The Adaptation of Western and Chinese Categories to the Description of Manchu
MariarosariaGianninoto
Université Paul Valéry, Montpellier
Summary
Frequent contacts between European countries and China during the Qing period kindled interest in the languages
spoken in the Qing empire and led to the publication of numerous Western books on Chinese varieties but also on the Manchu
language. To describe the features of these distant languages, most of these works adapted Western linguistic categories and
terminologies. This was the case of the earliest Western grammar of Manchu, Verbiest’s Elementa linguae
tartaricae (1682).
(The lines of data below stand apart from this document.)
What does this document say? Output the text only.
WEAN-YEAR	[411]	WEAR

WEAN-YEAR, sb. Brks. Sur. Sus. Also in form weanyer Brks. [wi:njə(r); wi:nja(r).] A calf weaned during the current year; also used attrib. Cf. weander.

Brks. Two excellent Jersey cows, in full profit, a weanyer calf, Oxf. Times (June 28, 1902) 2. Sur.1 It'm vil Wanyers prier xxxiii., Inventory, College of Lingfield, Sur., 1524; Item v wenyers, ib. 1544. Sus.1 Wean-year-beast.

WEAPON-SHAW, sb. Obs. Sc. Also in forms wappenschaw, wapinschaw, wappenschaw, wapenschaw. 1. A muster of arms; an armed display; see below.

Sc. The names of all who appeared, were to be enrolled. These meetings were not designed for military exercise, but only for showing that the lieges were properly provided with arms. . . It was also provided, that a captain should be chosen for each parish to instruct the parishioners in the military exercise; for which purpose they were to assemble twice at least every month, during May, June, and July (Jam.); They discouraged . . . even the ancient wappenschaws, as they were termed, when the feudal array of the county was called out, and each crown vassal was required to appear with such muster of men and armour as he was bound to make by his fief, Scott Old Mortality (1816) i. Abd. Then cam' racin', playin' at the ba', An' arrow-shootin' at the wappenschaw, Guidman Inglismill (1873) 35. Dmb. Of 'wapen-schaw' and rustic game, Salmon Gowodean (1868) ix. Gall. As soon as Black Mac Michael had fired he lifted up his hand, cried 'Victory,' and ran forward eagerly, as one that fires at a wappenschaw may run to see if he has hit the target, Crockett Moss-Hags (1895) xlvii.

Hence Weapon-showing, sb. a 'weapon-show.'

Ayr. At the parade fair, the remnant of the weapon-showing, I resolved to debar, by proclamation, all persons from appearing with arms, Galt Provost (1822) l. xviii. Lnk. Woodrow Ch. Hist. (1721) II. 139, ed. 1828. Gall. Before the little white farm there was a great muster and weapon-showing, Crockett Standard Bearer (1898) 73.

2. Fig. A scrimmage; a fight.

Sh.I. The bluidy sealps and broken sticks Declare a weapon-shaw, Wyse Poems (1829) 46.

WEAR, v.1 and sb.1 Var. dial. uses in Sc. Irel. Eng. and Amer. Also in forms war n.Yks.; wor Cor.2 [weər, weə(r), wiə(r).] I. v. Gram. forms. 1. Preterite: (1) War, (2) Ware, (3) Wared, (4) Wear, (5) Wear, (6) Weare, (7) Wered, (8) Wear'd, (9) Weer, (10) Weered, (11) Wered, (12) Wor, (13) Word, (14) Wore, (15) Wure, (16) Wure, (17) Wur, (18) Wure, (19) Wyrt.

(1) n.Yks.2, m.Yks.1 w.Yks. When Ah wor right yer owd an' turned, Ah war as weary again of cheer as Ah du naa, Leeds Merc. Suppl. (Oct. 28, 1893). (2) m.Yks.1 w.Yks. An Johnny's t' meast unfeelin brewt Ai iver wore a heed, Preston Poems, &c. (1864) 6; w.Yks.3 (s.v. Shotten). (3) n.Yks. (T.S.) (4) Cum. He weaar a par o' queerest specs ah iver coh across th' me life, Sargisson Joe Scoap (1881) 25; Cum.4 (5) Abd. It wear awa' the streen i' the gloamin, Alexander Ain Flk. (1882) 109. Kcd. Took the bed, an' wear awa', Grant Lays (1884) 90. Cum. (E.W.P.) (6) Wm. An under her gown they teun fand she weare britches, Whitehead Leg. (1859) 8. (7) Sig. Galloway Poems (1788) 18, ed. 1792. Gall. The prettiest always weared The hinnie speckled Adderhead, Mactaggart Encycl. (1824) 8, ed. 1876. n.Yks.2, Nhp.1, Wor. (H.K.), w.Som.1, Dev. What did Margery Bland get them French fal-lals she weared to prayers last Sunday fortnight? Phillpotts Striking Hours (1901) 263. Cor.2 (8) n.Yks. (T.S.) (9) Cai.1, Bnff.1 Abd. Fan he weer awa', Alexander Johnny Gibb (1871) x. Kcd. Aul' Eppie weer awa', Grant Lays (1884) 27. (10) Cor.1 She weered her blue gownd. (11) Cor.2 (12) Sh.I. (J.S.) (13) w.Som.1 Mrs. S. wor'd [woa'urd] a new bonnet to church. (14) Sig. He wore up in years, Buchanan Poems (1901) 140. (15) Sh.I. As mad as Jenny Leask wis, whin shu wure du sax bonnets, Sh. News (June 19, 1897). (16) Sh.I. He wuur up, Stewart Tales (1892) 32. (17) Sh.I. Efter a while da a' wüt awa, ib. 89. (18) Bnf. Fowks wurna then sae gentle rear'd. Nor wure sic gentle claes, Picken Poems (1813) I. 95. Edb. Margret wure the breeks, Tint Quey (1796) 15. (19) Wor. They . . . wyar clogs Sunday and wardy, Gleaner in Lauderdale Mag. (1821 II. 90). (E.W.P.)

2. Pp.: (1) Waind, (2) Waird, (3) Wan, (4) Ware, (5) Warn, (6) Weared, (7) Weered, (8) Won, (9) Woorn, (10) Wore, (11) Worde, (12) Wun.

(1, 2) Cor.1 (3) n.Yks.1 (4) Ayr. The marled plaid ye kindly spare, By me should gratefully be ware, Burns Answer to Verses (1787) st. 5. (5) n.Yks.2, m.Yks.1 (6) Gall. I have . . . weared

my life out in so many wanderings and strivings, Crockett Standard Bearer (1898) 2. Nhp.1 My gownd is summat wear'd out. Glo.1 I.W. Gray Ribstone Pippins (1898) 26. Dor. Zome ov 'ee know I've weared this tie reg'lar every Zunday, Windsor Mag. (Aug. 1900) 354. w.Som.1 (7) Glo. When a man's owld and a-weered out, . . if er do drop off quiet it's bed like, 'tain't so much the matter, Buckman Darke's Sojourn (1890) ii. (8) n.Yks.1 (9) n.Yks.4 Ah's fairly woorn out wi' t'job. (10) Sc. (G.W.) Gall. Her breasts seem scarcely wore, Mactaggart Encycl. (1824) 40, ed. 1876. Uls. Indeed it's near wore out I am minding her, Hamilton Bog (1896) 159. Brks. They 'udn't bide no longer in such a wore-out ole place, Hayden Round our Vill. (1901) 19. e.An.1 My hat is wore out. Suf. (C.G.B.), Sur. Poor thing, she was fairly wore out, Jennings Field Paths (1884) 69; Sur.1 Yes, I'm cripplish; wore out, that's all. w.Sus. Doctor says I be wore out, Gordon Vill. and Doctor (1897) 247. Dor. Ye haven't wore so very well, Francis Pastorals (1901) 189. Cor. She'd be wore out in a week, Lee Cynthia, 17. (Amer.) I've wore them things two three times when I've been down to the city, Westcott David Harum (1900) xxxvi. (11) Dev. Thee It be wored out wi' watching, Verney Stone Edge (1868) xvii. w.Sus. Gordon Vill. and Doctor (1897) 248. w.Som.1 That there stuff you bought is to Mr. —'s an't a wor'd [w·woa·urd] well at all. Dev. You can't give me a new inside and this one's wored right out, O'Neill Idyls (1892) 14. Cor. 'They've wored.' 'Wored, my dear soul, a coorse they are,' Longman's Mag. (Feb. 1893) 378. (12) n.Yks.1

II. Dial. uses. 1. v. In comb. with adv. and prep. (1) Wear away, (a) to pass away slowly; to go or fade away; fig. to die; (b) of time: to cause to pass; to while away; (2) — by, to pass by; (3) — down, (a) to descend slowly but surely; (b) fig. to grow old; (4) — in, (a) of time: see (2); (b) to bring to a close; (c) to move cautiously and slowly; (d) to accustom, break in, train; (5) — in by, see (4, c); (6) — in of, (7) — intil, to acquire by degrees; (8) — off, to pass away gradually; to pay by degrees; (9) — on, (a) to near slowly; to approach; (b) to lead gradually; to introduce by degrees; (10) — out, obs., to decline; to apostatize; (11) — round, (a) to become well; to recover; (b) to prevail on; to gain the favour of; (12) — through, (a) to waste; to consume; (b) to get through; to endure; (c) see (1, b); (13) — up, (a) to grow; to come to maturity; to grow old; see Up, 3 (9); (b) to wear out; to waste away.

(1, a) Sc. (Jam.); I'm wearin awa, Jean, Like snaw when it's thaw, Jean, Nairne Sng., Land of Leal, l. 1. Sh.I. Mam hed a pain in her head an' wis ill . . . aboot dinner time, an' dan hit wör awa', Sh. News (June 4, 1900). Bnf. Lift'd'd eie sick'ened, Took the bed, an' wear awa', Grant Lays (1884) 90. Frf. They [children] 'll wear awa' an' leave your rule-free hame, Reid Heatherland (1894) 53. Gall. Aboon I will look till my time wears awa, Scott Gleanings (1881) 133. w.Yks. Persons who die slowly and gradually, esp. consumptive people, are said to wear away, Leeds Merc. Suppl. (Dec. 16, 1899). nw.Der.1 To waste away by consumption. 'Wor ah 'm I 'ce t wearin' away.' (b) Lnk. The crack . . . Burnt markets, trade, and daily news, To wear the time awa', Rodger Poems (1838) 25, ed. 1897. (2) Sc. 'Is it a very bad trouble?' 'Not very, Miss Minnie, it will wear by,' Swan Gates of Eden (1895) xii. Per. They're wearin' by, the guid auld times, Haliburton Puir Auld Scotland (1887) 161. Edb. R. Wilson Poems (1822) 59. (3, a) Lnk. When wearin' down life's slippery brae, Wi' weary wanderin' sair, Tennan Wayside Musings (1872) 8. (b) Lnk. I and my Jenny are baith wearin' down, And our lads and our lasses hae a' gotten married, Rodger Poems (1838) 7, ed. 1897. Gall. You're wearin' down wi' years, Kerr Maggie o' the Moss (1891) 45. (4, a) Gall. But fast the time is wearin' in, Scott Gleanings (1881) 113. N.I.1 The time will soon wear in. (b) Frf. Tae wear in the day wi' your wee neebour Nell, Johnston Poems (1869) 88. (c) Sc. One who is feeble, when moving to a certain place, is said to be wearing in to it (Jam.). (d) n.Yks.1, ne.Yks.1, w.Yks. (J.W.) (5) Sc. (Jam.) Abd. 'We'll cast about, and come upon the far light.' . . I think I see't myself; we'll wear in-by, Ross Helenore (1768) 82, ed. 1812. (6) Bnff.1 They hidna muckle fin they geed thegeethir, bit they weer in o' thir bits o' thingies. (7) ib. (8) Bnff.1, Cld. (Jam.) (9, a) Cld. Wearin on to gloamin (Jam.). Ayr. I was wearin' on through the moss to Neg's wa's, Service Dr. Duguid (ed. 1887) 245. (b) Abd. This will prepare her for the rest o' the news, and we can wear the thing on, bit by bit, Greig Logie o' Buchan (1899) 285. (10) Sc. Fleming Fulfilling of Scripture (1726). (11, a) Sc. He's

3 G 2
However, some Western works progressively integrated elements of the Chinese linguistic tradition.
For instance, the grammars of Kaulen (1856) and Harlez (1884) refer to the Chinese categories “full words” (content words) and “empty words” (function words). Other
Western works translated or drew on Chinese-Manchu bilingual primers, which in turn adapted the methodology and categories of
Chinese philology to the description of Manchu, such as in the textbooks by Shěn (1682)
and Wǔ-gé (1730). Their western translations (Domenge n.d.; Wylie 1855; Hoffman 1883) resulted in interesting examples of
circulation of linguistic knowledge and amalgamation of descriptive categories.
Now an endangered East Asian Tungusic language, Manchu was for almost three centuries
the official dynastic language of the Chinese empire (Norman & Wadley 2017: 666).
During the Qing dynasty (1644–1911), established by Manchu rulers, Manchu language “was the fundamental medium of communication within
the imperial family, and within the court it was used for worship, ideological expression, address to the bannermen and nobility”
(Crossley & Rawski 1993: 63). Written Manchu continued to be used as the official
language throughout the Qing Dynasty, but “Manchu never supplanted literary Chinese in the state or in society at large” (Söderblom Saarela 2020: 43) and spoken Manchu declined since the second half of 17th century
(Beffa & Even 2011). Manchu was learnt by Chinese individuals who worked as
interpreters and mediators, but also by Manchu who “had lost their mother tongue […] and spoke Chinese as their native language”
(Takekoshi 2019: 41). Numerous bilingual Manchu-Chinese primers were written,
responding to the need of learning Manchu and Chinese in the multilingual context of the Chinese empire (Takekoshi 2014, 2015, 2019).